A escritora, professora e pesquisadora argentina Andrea Giunta esteve em São Paulo em 2018 para a montagem da exposição Mulheres Radicais: Arte Latino-Americana, 1960-1985, fruto de longa pesquisa realizada em parceria com a historiadora da arte Cecilia Fajardo-Hill. No Brasil, constatou um mundo da arte branco, patriarcal e classista, que repete uma estrutura em vigor em toda a América Latina. De volta ao país como curadora-geral da 12ª Bienal do Mercosul, que acontece de 16/4 a 5/6/2020, em Porto Alegre, Giunta pesquisa “uma transformação radical no contemporâneo”, a partir da atuação de outras identidades no campo da arte. Com o título Feminino(s). Visualidades, Ações e Afetos, a mostra interroga o lugar social do feminino, a partir de propostas de artistas mulheres e de sensibilidades não binárias, fluidas e não normativas. Com sua equipe curatorial formada por Dorota Biczel, Fabiana Lipes e Igor Simões, Giunta busca construir espaços de expressões e escutas, que problematizem os sistemas excludentes da arte e da sociedade. Em entrevista concedida à seLecT por Skype, desde Buenos Aires, ela fala sobre o poder convulsivo da arte e os desafios de fazer uma Bienal quando as sociedades estão em crise e as políticas inclusivas estão em perigo.
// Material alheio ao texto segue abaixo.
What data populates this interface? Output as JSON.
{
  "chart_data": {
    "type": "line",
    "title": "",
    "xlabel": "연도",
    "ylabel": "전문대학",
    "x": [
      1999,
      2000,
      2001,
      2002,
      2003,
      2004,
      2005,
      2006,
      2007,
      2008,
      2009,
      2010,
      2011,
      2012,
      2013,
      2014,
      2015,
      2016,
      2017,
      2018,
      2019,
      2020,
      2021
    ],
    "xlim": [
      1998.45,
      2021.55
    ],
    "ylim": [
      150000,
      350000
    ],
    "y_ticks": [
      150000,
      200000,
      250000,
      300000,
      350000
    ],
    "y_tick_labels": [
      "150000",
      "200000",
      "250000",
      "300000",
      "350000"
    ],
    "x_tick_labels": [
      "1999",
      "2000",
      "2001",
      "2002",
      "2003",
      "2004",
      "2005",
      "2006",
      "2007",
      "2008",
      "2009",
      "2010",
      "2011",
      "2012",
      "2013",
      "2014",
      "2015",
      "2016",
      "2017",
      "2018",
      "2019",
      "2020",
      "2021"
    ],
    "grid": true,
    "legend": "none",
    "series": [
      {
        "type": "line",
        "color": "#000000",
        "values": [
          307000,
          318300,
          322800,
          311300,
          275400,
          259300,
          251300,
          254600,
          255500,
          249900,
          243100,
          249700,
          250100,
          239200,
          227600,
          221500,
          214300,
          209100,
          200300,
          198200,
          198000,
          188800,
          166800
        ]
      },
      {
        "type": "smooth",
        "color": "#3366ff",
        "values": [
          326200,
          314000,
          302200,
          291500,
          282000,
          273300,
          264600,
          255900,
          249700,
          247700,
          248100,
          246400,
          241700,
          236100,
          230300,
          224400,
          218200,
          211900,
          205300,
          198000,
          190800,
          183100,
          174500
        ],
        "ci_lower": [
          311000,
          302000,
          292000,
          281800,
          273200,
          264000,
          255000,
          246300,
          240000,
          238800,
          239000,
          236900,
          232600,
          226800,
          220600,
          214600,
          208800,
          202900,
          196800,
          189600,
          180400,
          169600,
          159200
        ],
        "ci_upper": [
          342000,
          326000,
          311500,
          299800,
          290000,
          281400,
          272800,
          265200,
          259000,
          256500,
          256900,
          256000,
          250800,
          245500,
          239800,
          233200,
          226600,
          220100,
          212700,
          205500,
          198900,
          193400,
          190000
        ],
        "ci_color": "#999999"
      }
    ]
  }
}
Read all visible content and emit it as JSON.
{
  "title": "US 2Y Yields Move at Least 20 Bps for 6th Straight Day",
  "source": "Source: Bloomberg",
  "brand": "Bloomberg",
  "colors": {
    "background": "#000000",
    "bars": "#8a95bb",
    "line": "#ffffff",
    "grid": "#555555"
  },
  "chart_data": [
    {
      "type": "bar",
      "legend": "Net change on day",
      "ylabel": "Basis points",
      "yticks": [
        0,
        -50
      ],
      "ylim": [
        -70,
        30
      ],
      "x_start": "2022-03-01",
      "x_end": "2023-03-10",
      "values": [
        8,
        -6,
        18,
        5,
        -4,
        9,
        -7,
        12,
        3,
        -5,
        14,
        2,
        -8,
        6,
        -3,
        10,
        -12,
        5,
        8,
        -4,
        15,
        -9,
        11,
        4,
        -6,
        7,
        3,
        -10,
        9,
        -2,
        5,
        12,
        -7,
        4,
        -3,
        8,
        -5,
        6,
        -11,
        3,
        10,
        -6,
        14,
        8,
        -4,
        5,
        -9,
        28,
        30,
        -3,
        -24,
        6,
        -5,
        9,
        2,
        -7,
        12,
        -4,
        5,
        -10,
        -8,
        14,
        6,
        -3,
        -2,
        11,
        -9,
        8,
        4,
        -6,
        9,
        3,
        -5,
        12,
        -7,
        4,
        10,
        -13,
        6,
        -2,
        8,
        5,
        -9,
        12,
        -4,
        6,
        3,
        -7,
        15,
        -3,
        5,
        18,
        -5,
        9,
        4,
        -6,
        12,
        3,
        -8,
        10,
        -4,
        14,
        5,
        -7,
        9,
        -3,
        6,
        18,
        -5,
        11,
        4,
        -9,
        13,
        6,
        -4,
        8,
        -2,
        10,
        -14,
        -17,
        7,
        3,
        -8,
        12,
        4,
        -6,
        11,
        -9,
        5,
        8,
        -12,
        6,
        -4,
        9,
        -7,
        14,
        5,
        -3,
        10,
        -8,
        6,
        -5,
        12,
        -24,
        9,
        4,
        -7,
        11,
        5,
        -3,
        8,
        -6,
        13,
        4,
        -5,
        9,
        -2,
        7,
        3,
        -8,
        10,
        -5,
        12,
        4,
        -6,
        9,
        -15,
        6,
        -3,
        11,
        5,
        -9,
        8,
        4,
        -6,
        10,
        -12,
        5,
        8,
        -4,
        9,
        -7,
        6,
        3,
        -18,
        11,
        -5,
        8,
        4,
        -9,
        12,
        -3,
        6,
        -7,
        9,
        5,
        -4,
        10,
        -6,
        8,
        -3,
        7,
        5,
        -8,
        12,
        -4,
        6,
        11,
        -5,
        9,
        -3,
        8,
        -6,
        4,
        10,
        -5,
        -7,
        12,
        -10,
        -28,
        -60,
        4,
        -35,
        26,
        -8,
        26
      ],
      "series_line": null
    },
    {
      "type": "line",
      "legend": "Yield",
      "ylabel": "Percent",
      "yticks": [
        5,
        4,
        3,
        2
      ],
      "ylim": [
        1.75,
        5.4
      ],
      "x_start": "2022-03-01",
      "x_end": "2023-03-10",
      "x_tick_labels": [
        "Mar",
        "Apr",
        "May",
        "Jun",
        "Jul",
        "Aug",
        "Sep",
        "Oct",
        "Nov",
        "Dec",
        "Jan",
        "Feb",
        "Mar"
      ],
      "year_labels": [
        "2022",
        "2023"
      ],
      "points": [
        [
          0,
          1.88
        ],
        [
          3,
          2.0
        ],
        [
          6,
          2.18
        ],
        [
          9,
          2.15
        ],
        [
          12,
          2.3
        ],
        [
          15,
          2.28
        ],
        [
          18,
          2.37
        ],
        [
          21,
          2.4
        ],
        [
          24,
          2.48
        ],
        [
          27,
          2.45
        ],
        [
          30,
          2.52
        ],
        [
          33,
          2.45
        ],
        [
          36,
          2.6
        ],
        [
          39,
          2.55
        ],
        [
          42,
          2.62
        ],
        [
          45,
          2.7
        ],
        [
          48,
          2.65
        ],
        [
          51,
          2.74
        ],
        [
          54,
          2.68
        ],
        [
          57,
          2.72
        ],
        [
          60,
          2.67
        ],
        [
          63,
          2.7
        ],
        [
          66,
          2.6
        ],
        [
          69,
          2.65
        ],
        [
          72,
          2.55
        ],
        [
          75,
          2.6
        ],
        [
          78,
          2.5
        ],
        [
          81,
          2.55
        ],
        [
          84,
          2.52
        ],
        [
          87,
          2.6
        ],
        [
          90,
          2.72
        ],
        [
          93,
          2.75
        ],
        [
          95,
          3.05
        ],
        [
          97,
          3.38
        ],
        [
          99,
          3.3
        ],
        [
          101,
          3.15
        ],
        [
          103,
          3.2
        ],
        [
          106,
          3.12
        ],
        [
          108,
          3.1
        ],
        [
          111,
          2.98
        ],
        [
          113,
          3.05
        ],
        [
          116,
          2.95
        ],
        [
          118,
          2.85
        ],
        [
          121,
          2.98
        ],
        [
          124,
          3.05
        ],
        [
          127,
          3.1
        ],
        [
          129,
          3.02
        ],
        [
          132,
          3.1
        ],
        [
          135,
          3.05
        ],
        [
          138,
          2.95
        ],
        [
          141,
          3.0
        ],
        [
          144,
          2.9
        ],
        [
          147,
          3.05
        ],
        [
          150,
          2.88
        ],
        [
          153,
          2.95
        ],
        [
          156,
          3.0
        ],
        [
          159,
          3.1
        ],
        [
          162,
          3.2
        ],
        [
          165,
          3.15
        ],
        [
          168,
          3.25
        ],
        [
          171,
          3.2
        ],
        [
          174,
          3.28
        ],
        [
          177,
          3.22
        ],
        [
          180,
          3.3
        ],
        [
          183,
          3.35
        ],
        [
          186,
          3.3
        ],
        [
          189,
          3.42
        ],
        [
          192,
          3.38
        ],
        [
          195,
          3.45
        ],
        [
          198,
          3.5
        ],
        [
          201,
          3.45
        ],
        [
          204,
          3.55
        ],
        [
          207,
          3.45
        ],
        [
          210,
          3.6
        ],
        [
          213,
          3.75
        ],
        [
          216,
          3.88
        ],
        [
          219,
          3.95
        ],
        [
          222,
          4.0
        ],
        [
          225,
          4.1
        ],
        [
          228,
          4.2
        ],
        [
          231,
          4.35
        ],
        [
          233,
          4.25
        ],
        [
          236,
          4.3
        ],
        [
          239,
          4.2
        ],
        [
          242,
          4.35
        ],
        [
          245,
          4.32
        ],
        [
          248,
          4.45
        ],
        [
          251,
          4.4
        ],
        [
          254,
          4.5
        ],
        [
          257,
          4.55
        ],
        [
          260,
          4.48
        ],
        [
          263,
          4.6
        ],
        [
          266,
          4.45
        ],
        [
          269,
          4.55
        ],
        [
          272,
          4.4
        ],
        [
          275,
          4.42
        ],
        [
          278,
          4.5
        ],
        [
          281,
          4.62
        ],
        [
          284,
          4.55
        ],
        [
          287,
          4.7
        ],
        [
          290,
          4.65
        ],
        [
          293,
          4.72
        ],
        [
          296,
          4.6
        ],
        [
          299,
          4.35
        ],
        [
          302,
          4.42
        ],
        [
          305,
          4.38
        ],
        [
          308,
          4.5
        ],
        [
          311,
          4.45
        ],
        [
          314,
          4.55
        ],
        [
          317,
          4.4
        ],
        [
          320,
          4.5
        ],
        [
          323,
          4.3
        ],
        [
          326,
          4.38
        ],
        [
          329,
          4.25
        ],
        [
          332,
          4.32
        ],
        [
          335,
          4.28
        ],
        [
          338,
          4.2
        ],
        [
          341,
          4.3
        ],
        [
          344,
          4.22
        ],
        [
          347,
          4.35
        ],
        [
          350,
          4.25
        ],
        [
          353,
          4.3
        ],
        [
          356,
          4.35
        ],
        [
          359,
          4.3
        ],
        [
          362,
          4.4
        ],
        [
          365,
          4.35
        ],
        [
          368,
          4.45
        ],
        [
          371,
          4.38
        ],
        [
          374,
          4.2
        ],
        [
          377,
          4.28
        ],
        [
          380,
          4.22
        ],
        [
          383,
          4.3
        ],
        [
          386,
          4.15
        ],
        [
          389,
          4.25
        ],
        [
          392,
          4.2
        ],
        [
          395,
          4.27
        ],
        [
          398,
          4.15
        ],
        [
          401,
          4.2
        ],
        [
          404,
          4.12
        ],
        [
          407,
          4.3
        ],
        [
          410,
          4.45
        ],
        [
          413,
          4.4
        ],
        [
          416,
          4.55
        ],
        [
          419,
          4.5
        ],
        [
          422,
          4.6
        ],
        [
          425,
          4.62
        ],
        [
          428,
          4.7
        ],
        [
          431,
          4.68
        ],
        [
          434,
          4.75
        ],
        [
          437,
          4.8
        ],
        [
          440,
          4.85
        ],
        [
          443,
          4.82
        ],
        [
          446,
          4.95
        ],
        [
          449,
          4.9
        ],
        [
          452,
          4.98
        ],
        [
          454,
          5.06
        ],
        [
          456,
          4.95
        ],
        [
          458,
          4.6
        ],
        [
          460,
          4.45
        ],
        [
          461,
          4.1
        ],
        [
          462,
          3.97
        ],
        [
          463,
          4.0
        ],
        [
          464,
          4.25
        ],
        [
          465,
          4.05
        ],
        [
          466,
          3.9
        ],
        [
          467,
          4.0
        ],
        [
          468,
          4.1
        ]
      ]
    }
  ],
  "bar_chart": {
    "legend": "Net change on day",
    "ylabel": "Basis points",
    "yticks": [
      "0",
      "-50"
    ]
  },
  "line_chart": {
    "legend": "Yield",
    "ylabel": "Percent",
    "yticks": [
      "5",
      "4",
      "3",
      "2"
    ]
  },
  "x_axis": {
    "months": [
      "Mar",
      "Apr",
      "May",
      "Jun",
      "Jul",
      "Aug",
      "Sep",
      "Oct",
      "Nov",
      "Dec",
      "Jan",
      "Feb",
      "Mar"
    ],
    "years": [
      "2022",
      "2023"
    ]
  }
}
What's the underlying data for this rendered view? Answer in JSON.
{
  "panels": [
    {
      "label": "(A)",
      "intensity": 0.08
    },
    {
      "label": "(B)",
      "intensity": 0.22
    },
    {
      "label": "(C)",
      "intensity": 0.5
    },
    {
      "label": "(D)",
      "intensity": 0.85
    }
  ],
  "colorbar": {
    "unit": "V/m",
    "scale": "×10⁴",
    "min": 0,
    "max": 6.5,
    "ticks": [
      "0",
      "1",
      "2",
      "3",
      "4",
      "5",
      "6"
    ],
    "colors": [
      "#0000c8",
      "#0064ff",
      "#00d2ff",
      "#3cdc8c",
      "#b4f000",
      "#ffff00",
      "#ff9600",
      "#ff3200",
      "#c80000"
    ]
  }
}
Paula Alzugaray: Em entrevista à seLecT, durante a montagem de Mulheres Radicais: Arte Latino-Americana, 1960-1985, na Pinacoteca de São Paulo, você me disse que, se a exposição abordasse o contexto contemporâneo, seria difícil incluir apenas mulheres. Nesse sentido, a mostra Feminino(s) abordará a complexidade atual dos problemas feministas, como sensibilidades não binárias e não normativas?
Andrea Giunta: Sim, de fato, quando fui convidada a apresentar um projeto, estava finalizando Mulheres Radicais e vi uma possibilidade de continuar pensando sobre esse problema, mas não só no terreno da discussão sobre o binário. Talvez o capítulo mais interessante que se abriu para mim ao montar Mulheres Radicais no contexto brasileiro – e ver como o mundo da arte no Brasil é um mundo branco, patriarcal e classista, como também é na América Latina, mas no Brasil é muito mais evidente – foi investigar o que realmente implicava uma transformação radical no contemporâneo. Quando trabalhamos Mulheres Radicais, praticamente não conseguimos localizar artistas afro-latino-americanas que tivessem tido inserção no mundo das artes. Estávamos trabalhando com esse parâmetro: artistas reconhecidas pela mídia por participarem de exposições, serem premiadas… mas isso não acontecia com as artistas afro-latino-americanas, pois elas estavam ausentes do mundo da arte. Isso foi particularmente impressionante no contexto brasileiro e fiquei muito preocupada, porque era muito difícil fazer uma exposição de mulheres brancas no contexto brasileiro. Penso que poderíamos ter incluído Maria Auxiliadora. Mas o mundo da arte não a havia incluído. Esse panorama mudou radicalmente no Brasil, porque as universidades, por meio de cotas, tiveram de levar adiante políticas inclusivas, que deram participação em outras identidades. Hoje há muitas artistas incríveis afro-brasileiras e afro-latino-americanas, e isso foi um ponto realmente deslumbrante para mim, pois acedi a poéticas que eu não esperava. Então, sim, a exposição está considerando outras identidades, mesmo em termos de sexualidade. Mas não vamos lidar com porcentagens, porque também discutimos o quanto elas estigmatizam. Incluímos identidades fluidas, artistas trans, mas não vamos dizer quem é quem. É um trabalho da crítica investigar isso. Mas, para mim, foi uma transformação completa dos meus parâmetros, e essas artistas estarão muito bem representadas na Bienal.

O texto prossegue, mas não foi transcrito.